THERE BE DRAGONS
Once upon a time, long long ago, a woman married a man and this man had a friend who had a wife whom he called ‘The Dragon’. Every proposed social meet-up, every decision to be taken, every appointment was always back-heeled - ‘I’ll ask The Dragon.’
Now, the first man, who for the sake of argument we will call spouse, was very much impressed with the notion of ‘Dragonhood’ and complimented his friend on his descriptive powers.
‘Why aye man,’ quoth the friend, for he was a native of the North-East of England, ‘why aye, and she lives up to her name I can tell you. You divvent want to cross her, she might incinerate you, bonny lad.’
Spouse decided his young wife should be named ‘Trainee Dragon’ as her years and lack of experience befitted her for the junior post.
So, the years went by and the young wife and her swain lived in harmony together. Except … spouse would still call his lovely wife the ‘Trainee Dragon.’ This was a mistake, as for some long time the ‘Trainee’ had matured into a fully-fledged Yorkshire dragon, possibly an even more fearsome species than her North-Eastern mentor, only spouse did not notice.
Like his friend had, years before, he continually referred to ‘asking The Dragon’ … ‘I’ll check that with The Dragon’... ‘See what The Dragon thinks.’ There were jokes a-plenty at her expense. ‘We don’t need an oven, my wife just breathes on our food’ … ‘Snow never lasts on our drive, The Dragon breathes on it’ … ‘I save a fortune on central heating, she sits in the corner like a little flame-thrower.’

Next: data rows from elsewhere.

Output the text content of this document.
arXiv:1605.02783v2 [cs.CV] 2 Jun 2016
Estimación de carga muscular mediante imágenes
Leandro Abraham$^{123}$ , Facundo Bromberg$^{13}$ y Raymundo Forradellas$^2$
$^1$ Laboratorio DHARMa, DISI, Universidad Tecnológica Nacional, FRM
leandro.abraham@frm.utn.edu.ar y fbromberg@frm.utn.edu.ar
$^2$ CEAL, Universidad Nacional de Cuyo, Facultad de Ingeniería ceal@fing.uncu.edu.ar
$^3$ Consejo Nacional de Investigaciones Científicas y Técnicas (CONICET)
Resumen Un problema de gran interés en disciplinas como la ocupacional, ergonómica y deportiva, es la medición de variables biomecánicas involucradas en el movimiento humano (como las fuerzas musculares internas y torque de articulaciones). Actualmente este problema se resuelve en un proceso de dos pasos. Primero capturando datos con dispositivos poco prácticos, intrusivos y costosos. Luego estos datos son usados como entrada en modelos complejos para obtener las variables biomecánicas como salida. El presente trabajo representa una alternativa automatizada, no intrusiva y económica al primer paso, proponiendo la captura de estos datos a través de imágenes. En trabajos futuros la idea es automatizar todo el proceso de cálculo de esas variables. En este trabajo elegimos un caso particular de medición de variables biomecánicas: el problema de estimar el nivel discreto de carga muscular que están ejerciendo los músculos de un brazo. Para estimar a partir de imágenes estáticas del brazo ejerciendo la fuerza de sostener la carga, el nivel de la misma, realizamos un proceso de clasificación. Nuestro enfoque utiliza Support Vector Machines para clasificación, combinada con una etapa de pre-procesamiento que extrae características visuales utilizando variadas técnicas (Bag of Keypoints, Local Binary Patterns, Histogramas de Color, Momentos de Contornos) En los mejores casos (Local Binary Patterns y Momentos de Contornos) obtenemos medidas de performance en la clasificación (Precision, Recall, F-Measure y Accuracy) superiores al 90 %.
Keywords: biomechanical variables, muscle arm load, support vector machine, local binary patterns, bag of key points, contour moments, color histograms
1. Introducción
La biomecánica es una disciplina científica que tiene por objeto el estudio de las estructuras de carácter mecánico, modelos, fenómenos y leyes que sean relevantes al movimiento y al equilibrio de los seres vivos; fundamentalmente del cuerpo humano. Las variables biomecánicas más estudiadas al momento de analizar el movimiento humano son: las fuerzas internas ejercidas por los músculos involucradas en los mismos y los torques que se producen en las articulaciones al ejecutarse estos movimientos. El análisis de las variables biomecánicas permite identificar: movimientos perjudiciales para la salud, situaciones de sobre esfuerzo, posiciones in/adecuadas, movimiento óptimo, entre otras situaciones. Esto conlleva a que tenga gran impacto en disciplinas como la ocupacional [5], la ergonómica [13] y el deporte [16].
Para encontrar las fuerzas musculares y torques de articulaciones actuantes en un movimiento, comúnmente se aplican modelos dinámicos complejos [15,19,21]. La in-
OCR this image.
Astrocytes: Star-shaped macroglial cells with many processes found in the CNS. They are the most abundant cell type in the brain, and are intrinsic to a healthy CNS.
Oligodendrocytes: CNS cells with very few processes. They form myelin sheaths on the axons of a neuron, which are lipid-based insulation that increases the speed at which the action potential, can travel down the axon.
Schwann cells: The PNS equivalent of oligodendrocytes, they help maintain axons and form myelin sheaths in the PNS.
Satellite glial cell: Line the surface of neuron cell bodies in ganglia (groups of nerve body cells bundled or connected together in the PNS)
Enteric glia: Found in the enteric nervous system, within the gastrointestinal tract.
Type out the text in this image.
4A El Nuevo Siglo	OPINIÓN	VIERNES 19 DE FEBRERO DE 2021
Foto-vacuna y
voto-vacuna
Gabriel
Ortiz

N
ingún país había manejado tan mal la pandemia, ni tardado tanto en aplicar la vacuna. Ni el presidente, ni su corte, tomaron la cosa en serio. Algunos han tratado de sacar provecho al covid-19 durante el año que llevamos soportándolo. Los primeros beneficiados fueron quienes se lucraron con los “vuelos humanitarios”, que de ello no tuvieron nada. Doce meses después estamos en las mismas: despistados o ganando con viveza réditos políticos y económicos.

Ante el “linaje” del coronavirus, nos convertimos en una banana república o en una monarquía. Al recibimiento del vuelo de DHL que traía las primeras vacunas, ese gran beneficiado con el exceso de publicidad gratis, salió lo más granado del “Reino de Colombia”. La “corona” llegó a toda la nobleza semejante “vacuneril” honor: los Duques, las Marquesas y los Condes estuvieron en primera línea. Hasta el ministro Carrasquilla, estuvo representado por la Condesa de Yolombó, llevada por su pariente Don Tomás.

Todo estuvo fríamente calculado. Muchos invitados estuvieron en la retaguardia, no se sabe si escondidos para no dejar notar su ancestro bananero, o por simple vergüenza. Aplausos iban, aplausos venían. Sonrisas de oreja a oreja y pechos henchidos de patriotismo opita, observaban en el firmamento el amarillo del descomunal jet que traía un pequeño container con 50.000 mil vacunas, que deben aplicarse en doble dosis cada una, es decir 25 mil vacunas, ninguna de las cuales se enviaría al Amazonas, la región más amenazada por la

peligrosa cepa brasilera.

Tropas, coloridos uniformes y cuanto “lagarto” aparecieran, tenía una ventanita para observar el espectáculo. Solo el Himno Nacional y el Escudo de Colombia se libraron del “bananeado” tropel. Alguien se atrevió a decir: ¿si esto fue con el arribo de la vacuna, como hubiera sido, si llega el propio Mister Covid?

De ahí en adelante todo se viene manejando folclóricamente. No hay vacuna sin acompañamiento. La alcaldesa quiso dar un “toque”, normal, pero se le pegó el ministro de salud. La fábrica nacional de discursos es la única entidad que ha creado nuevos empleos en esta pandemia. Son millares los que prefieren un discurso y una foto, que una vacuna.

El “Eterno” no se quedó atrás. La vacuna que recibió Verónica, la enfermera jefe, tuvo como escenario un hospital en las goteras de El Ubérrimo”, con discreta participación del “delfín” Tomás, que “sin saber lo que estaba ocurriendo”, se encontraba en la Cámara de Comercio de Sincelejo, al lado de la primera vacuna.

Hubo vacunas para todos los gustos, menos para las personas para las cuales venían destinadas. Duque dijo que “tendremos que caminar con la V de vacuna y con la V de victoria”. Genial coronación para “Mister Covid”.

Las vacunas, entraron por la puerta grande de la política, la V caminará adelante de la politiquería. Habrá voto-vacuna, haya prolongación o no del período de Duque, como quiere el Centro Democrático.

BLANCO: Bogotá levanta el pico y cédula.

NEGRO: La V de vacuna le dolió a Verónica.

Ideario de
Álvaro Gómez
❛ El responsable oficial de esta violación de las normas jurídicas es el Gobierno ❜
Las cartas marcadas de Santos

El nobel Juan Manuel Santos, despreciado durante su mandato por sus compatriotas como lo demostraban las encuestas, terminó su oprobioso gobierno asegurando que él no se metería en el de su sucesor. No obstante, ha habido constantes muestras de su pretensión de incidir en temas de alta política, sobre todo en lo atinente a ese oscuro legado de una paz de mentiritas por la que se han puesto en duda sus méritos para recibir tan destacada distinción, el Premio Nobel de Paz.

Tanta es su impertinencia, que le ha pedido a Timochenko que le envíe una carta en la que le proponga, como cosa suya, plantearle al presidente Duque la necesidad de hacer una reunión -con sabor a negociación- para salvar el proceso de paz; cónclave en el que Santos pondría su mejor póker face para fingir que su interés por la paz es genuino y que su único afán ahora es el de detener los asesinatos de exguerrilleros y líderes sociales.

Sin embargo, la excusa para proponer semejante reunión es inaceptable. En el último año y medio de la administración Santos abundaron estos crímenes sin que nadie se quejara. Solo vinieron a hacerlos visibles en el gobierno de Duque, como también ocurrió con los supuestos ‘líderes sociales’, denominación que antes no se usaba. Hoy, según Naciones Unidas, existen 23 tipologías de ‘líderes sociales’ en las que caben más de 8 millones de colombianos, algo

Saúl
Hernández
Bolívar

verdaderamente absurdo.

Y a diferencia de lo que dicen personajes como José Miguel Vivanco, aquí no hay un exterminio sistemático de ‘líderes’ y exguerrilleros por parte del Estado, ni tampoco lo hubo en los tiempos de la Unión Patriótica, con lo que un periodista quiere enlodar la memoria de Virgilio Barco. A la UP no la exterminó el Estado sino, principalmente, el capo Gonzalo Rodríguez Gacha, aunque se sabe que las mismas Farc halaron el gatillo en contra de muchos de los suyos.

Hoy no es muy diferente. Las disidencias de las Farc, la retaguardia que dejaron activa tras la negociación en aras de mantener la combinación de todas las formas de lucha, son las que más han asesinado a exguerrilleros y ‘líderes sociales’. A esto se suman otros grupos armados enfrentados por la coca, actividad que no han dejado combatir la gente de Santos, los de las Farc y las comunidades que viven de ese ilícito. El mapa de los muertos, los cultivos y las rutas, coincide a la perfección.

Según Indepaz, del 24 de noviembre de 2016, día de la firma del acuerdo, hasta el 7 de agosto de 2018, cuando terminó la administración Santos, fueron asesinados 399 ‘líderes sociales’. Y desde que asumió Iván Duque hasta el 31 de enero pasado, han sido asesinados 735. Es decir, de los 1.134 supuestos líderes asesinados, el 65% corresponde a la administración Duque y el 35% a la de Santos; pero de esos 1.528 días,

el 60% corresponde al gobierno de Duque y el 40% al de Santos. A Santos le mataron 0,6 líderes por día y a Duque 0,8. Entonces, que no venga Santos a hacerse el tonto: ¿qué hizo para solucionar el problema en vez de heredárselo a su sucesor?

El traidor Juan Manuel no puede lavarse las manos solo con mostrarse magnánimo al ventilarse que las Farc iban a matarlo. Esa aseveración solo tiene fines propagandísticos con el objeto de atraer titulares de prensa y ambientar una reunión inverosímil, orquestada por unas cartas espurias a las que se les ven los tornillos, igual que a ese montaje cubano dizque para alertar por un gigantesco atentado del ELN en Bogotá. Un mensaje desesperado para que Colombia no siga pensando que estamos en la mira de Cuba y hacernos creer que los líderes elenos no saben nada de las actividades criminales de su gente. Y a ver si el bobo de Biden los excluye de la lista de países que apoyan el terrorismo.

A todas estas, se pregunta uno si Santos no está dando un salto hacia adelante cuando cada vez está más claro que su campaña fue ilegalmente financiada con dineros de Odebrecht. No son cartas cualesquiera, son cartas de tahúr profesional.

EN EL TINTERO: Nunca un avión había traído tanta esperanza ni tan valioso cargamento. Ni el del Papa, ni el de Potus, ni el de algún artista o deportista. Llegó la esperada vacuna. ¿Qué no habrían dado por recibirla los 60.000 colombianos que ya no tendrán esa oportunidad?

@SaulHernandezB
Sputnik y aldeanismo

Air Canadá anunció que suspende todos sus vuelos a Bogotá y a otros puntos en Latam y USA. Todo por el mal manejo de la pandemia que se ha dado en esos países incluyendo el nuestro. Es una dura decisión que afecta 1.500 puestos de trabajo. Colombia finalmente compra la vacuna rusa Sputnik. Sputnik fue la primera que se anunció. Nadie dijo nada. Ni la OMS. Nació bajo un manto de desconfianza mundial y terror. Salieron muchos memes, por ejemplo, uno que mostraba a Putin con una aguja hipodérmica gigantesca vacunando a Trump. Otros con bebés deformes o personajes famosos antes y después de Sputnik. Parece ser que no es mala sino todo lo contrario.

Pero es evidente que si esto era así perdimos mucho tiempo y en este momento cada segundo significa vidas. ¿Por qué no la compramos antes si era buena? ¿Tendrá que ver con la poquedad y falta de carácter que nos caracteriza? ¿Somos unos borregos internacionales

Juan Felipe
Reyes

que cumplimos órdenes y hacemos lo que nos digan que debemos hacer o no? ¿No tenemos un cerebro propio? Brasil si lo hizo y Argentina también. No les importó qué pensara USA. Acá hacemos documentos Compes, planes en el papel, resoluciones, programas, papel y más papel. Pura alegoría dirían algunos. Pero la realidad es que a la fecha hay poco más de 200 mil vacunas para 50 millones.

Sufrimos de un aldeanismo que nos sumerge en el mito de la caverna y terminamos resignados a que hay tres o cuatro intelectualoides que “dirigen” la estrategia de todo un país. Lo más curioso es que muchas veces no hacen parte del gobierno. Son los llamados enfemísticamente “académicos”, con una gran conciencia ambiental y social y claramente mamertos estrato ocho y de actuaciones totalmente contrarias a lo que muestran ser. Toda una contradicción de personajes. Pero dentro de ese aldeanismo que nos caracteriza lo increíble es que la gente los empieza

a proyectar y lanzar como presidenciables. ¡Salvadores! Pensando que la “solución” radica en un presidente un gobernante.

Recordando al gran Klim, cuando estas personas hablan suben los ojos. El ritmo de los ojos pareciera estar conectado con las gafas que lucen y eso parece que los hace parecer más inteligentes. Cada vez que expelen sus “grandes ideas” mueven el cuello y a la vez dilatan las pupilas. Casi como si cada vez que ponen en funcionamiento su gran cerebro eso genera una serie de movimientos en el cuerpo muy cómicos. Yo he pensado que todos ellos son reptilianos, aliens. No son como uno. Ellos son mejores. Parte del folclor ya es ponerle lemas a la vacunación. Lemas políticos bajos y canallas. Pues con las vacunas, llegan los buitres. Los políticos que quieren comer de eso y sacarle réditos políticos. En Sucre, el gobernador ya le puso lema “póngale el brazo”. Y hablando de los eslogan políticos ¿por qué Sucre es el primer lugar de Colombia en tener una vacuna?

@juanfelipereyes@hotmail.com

But the spouse could only push at this cave door for so long. Remember, a Yorkshire dragon lived within. And one day, which happened to be their wedding anniversary and spouse fondly recalled the birth of the ‘Trainee Dragon’, something snapped inside the the Yorkshire dragon. She reared up in all her fearsome glory, eyes blazing and flames of orange fire shooting from her mouth. In a moment spouse was gone ... ashes to ashes, dust to dust.
It’s a pity he only heeded the first part of his friend’s tale of ‘The Dragon’ and forgot about ‘she might incinerate you, bonny lad.’
A cautionary tale indeed. Never forget … there be dragons.